One Book, One Community choice in Alliance, OH
"Book of the Year" at the College of the Redwoods and Humboldt State University, CA

"The book presents the voices and experiences of a young Northwest couple grappling with issues of food production, sustainability and globalization in a year-long adventure spent in attempting to eat a fully local diet.

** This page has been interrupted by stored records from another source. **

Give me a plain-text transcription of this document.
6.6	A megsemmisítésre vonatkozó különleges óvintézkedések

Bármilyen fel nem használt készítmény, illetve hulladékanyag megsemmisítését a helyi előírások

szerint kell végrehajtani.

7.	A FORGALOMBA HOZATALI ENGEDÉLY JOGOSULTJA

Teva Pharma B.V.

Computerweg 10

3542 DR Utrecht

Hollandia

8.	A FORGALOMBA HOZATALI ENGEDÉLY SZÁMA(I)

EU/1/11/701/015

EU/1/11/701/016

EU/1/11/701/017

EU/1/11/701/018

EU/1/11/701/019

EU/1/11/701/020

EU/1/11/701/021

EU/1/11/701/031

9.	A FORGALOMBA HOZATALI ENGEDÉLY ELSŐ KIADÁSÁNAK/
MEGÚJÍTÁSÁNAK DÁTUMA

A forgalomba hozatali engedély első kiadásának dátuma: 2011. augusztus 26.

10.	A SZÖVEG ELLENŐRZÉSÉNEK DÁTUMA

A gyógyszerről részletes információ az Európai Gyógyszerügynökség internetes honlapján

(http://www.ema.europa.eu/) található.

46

In the process they reconnect with the people and places that produce food in their region, and enable the reader to grasp the extent to which food production and eating habits of North Americans have changed over the last century.

The choice highlights campus interest in sustainability and local farming, dovetails with current community interest in highlighting local specialty food production, and offers accessible and appealing reading for incoming freshmen. The committees are working on bringing the authors to the area in the fall for presentations."--Mary H. Kay, Chair, Information Services Dept., Collection Development Librarian, Humboldt State University

Like many great adventures, the 100-mile diet began with a memorable feast. Stranded in their off-the-grid summer cottage in the Canadian wilderness with unexpected guests, Alisa Smith and J.B. MacKinnon turned to the land around them. They caught a trout, picked mushrooms, and mulled apples from an abandoned orchard with rose hips in wine. The meal was truly satisfying; every ingredient had a story, a direct line they could trace from the soil to their forks. The experience raised a question: Was it possible to eat this way in their everyday lives?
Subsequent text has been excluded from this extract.